Budget airline Ryanair has come under fire for refusing to let passengers sit in seats next to emergency exit doors unless they pay a £10 fee.
The Irish Aviation Authority is launching an investigation into the safety implications that come with these charges, as the seats are regularly left empty.
Despite not allowing passengers to sit in the seats if they don’t pay, the low-cost carrier still expects those in surrounding seats to follow instructions on how to open the doors in an emergency.
Many passengers have raised concerns about being asked to open doors that were at least a row in front or behind them.

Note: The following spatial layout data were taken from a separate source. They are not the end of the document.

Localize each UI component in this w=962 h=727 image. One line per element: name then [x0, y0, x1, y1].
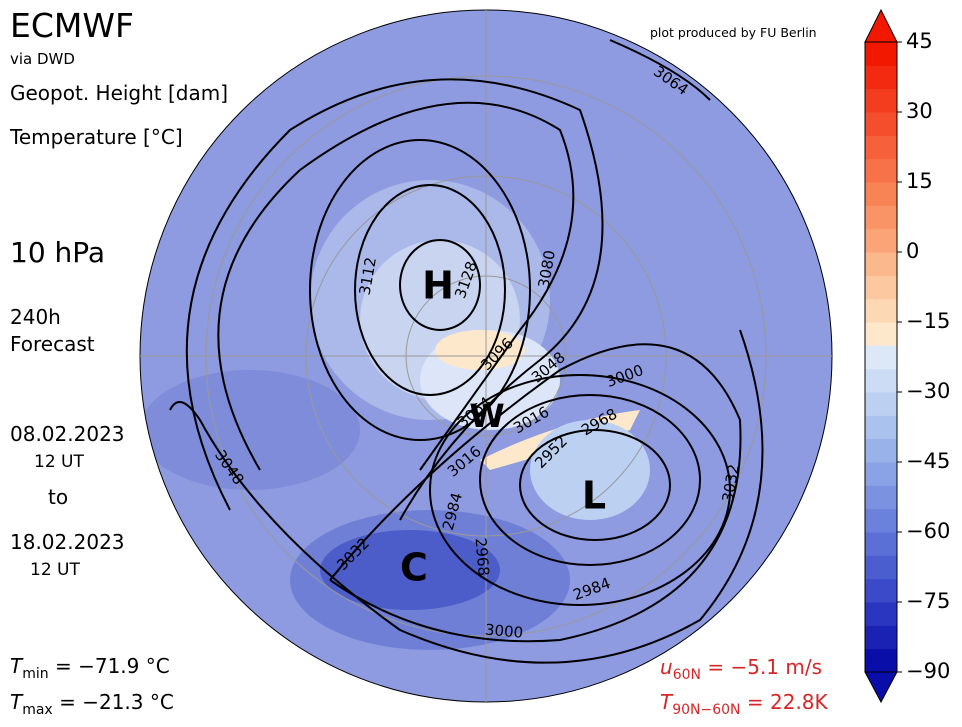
- colorbar-segment: [865, 158, 897, 183]
- colorbar-tick-label: 30: [906, 99, 933, 123]
- symbol: T: [10, 690, 23, 714]
- colorbar: 45 30 15 0 −15 −30 −45 −60 −75 −90: [864, 8, 950, 704]
- start-time: 12 UT: [34, 452, 84, 472]
- colorbar-segment: [865, 42, 897, 66]
- subscript: 60N: [672, 667, 701, 683]
- symbol: u: [660, 655, 673, 679]
- value: = −21.3 °C: [52, 690, 174, 714]
- tmin: Tmin = −71.9 °C: [10, 654, 170, 682]
- colorbar-segment: [865, 345, 897, 370]
- u60n: u60N = −5.1 m/s: [660, 655, 822, 683]
- colorbar-tick-label: 15: [906, 169, 933, 193]
- marker: L: [582, 474, 606, 518]
- tmax: Tmax = −21.3 °C: [10, 690, 174, 718]
- colorbar-segment: [865, 438, 897, 463]
- colorbar-tick-label: −30: [906, 379, 950, 403]
- value: = −5.1 m/s: [700, 655, 823, 679]
- title: ECMWF: [10, 6, 134, 45]
- colorbar-extend-top: [864, 8, 898, 43]
- colorbar-segment: [865, 625, 897, 650]
- value: = −71.9 °C: [48, 654, 170, 678]
- value: = 22.8K: [740, 690, 828, 714]
- end-time: 12 UT: [30, 560, 80, 580]
- contour-label: 3000: [484, 621, 524, 642]
- contour-label: 2968: [472, 537, 493, 577]
- colorbar-segment: [865, 508, 897, 533]
- colorbar-tick-label: −75: [906, 589, 950, 613]
- symbol: T: [10, 654, 23, 678]
- colorbar-tick-label: 0: [906, 239, 919, 263]
- start-date: 08.02.2023: [10, 422, 125, 446]
- colorbar-segment: [865, 392, 897, 416]
- to: to: [48, 485, 69, 509]
- graticule: [140, 10, 832, 702]
- source: via DWD: [10, 50, 75, 68]
- colorbar-segment: [865, 462, 897, 486]
- colorbar-segment: [865, 532, 897, 556]
- subscript: 90N−60N: [672, 702, 741, 718]
- marker: C: [400, 546, 428, 590]
- colorbar-segment: [865, 275, 897, 300]
- colorbar-segment: [865, 252, 897, 276]
- colorbar-tick-label: −60: [906, 519, 950, 543]
- colorbar-frame: [864, 41, 898, 673]
- colorbar-tick-label: −45: [906, 449, 950, 473]
- colorbar-segment: [865, 368, 897, 393]
- t-diff: T90N−60N = 22.8K: [660, 690, 828, 718]
- colorbar-segment: [865, 112, 897, 136]
- colorbar-segment: [865, 602, 897, 626]
- credit: plot produced by FU Berlin: [650, 25, 817, 40]
- colorbar-tick-label: −15: [906, 309, 950, 333]
- marker: W: [469, 397, 504, 435]
- colorbar-segment: [865, 415, 897, 440]
- level: 10 hPa: [10, 236, 106, 269]
- colorbar-tick-label: −90: [906, 659, 950, 683]
- colorbar-segment: [865, 648, 897, 673]
- marker: H: [422, 264, 454, 308]
- colorbar-segment: [865, 555, 897, 580]
- end-date: 18.02.2023: [10, 530, 125, 554]
- colorbar-segment: [865, 322, 897, 346]
- markers: H W L C: [400, 264, 606, 590]
- colorbar-segment: [865, 65, 897, 90]
- field: Geopot. Height [dam]: [10, 81, 229, 105]
- colorbar-segment: [865, 485, 897, 510]
- contours: [169, 39, 764, 664]
- colorbar-segment: [865, 298, 897, 323]
- colorbar-segment: [865, 205, 897, 230]
- colorbar-segment: [865, 182, 897, 206]
- field: Temperature [°C]: [10, 125, 183, 149]
- lead-label: Forecast: [10, 332, 95, 356]
- colorbar-segment: [865, 135, 897, 160]
- colorbar-segment: [865, 88, 897, 113]
- colorbar-extend-bottom: [864, 671, 898, 704]
- colorbar-segment: [865, 228, 897, 253]
- colorbar-segment: [865, 578, 897, 603]
- colorbar-tick-label: 45: [906, 29, 933, 53]
- subscript: min: [22, 666, 49, 682]
- symbol: T: [660, 690, 673, 714]
- subscript: max: [22, 702, 53, 718]
- lead-hours: 240h: [10, 305, 61, 329]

The British Airline Pilots’ Association also raised safety concerns about the policy, while the Civil Aviation Authority said Ryanair should review its policy.
But Ryanair has defended the policy, claiming that all passengers on flights are given the same safety instructions regardless of where they sit on the plane.

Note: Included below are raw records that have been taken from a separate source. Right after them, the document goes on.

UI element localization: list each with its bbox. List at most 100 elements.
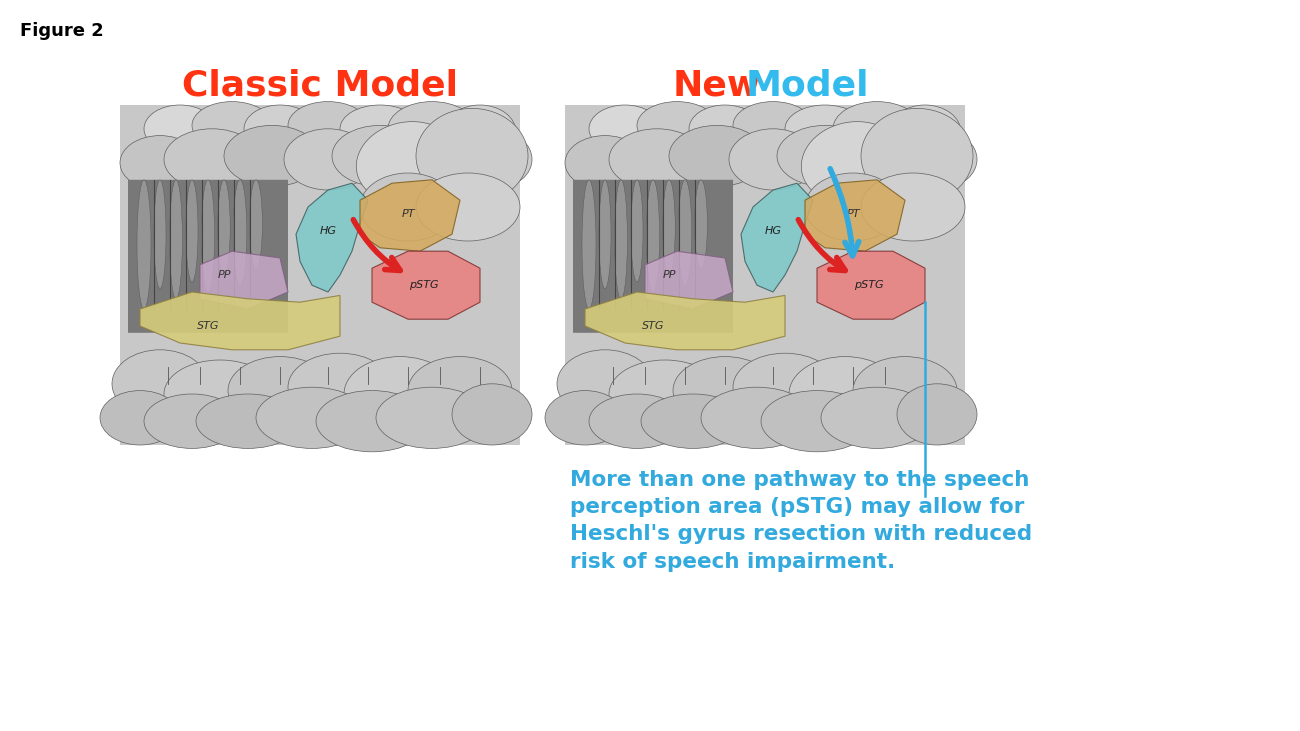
Ellipse shape — [387, 102, 476, 156]
Ellipse shape — [853, 357, 957, 425]
Ellipse shape — [250, 180, 263, 268]
Text: pSTG: pSTG — [410, 280, 439, 290]
Ellipse shape — [445, 105, 516, 159]
Text: Classic Model: Classic Model — [182, 68, 458, 102]
Text: HG: HG — [320, 226, 337, 236]
Polygon shape — [741, 183, 812, 292]
Ellipse shape — [889, 105, 961, 159]
Ellipse shape — [689, 105, 760, 153]
Ellipse shape — [733, 353, 837, 421]
Ellipse shape — [120, 135, 200, 190]
Ellipse shape — [289, 102, 368, 149]
Ellipse shape — [227, 357, 332, 425]
Ellipse shape — [186, 180, 198, 281]
Ellipse shape — [701, 387, 812, 448]
Ellipse shape — [192, 102, 272, 149]
Ellipse shape — [670, 126, 764, 186]
Ellipse shape — [202, 180, 214, 292]
Ellipse shape — [316, 390, 428, 452]
Ellipse shape — [861, 173, 965, 241]
FancyBboxPatch shape — [120, 105, 520, 445]
Polygon shape — [200, 251, 289, 309]
Polygon shape — [372, 251, 480, 319]
Ellipse shape — [341, 105, 420, 153]
Polygon shape — [805, 180, 905, 251]
Ellipse shape — [233, 180, 247, 285]
Polygon shape — [816, 251, 926, 319]
Ellipse shape — [833, 126, 937, 186]
Text: PP: PP — [217, 270, 231, 280]
Ellipse shape — [801, 121, 905, 204]
Ellipse shape — [100, 390, 179, 445]
Ellipse shape — [556, 350, 653, 418]
Ellipse shape — [376, 387, 488, 448]
Ellipse shape — [360, 173, 456, 241]
Ellipse shape — [164, 360, 276, 428]
Ellipse shape — [785, 105, 864, 153]
Ellipse shape — [615, 180, 628, 299]
Ellipse shape — [694, 180, 707, 268]
Ellipse shape — [733, 102, 812, 149]
FancyBboxPatch shape — [127, 180, 289, 333]
Text: STG: STG — [196, 321, 220, 331]
Text: New: New — [673, 68, 760, 102]
Ellipse shape — [630, 180, 644, 281]
Text: PP: PP — [662, 270, 676, 280]
Ellipse shape — [196, 394, 300, 448]
Ellipse shape — [861, 108, 972, 204]
Text: Model: Model — [745, 68, 868, 102]
Text: Figure 2: Figure 2 — [20, 22, 104, 40]
Ellipse shape — [452, 384, 532, 445]
Text: STG: STG — [642, 321, 664, 331]
Ellipse shape — [332, 126, 428, 186]
Polygon shape — [140, 292, 341, 350]
Ellipse shape — [416, 108, 528, 204]
Ellipse shape — [387, 126, 491, 186]
Ellipse shape — [646, 180, 659, 292]
Polygon shape — [585, 292, 785, 350]
Ellipse shape — [897, 384, 978, 445]
Ellipse shape — [545, 390, 625, 445]
Ellipse shape — [169, 180, 182, 299]
Ellipse shape — [679, 180, 692, 285]
Ellipse shape — [822, 387, 933, 448]
Ellipse shape — [599, 180, 611, 289]
Ellipse shape — [218, 180, 230, 275]
Ellipse shape — [641, 394, 745, 448]
Ellipse shape — [833, 102, 920, 156]
Text: PT: PT — [402, 209, 415, 219]
Ellipse shape — [256, 387, 368, 448]
Ellipse shape — [789, 357, 901, 431]
Ellipse shape — [663, 180, 675, 275]
Ellipse shape — [566, 135, 645, 190]
Ellipse shape — [144, 394, 240, 448]
Ellipse shape — [777, 126, 874, 186]
Ellipse shape — [805, 173, 901, 241]
Ellipse shape — [344, 357, 456, 431]
Ellipse shape — [408, 357, 512, 425]
Polygon shape — [296, 183, 368, 292]
Ellipse shape — [589, 105, 660, 153]
Ellipse shape — [289, 353, 393, 421]
Ellipse shape — [760, 390, 874, 452]
Ellipse shape — [164, 129, 260, 190]
Ellipse shape — [144, 105, 216, 153]
Ellipse shape — [153, 180, 166, 289]
Ellipse shape — [356, 121, 460, 204]
Polygon shape — [645, 251, 733, 309]
Ellipse shape — [416, 173, 520, 241]
Ellipse shape — [468, 132, 532, 186]
Ellipse shape — [637, 102, 718, 149]
Ellipse shape — [112, 350, 208, 418]
FancyBboxPatch shape — [573, 180, 733, 333]
Text: pSTG: pSTG — [854, 280, 884, 290]
Ellipse shape — [913, 132, 978, 186]
Ellipse shape — [283, 129, 372, 190]
Text: PT: PT — [846, 209, 859, 219]
Ellipse shape — [608, 360, 722, 428]
Ellipse shape — [136, 180, 151, 309]
Ellipse shape — [582, 180, 595, 309]
Polygon shape — [360, 180, 460, 251]
Ellipse shape — [729, 129, 816, 190]
Ellipse shape — [244, 105, 316, 153]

“We will continue to discuss the matter with the IAA,” said Stephen McNamara, Head of Communications for Ryanair.
“We do not believe this to be an issue as all Ryanair passengers are provided with the same safety and evacuation information.”

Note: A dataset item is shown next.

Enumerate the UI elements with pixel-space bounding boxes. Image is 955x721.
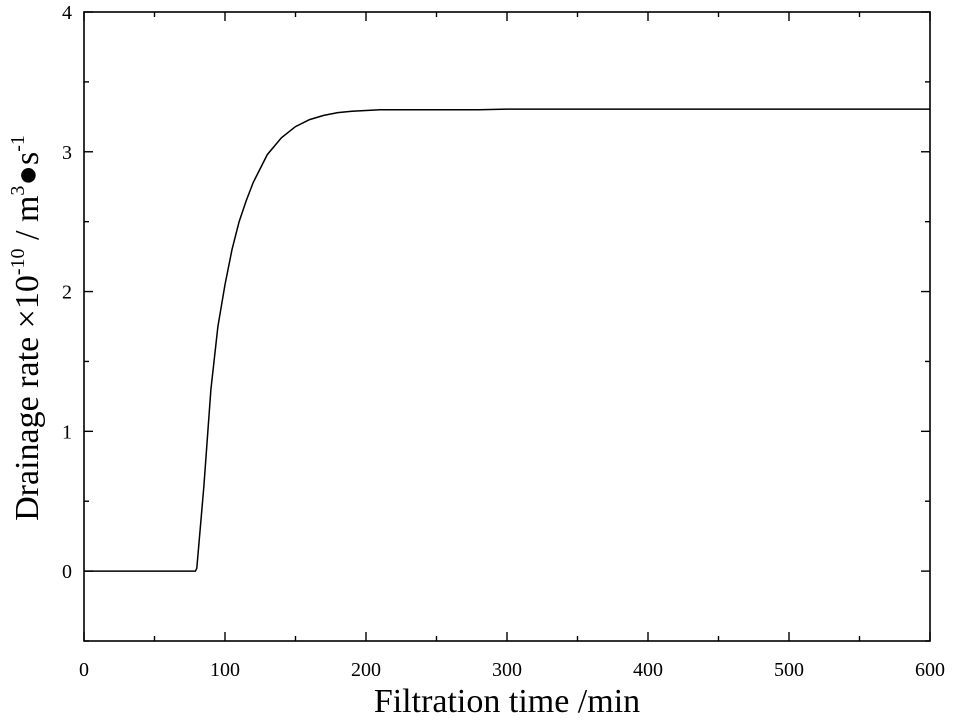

This is not the first time that Ryanair has come under fire for its hidden charges and extra fees that it levies against its passengers.
The online check-in, that replaced airport check-in, charges £6 per passenger per flight, and failure to print out a boarding pass results in a surcharge of £60 per passenger.
But Ryanair does offer a prepaid card, to help passengers save money when booking flights, as well as when spending on holiday.
“All UK passengers can access even more great savings with the ‘Ryanair Cash Passport’, which is available to UK passengers directly from Ryanair.com,” said Ryanair’s Stephen McNamara.
“Ryanair’s £6 admin fee will not apply to any bookings made with ‘Ryanair Cash Passport’ and there are no transaction charges for using the card at UK merchants until 31 March 2012.”
Passengers are facing more charges for travelling abroad as it was recently announced that Air Passenger Duty is to go up by 10% from next month.
The hike will mean that a family of four will be charged an extra £250 for a trip to Florida, and around £360 for a flight to Australia.
But people going on holiday this year can still save money by using prepaid travel money cards, which offer savings on exchange rates while avoiding heavy bank charges.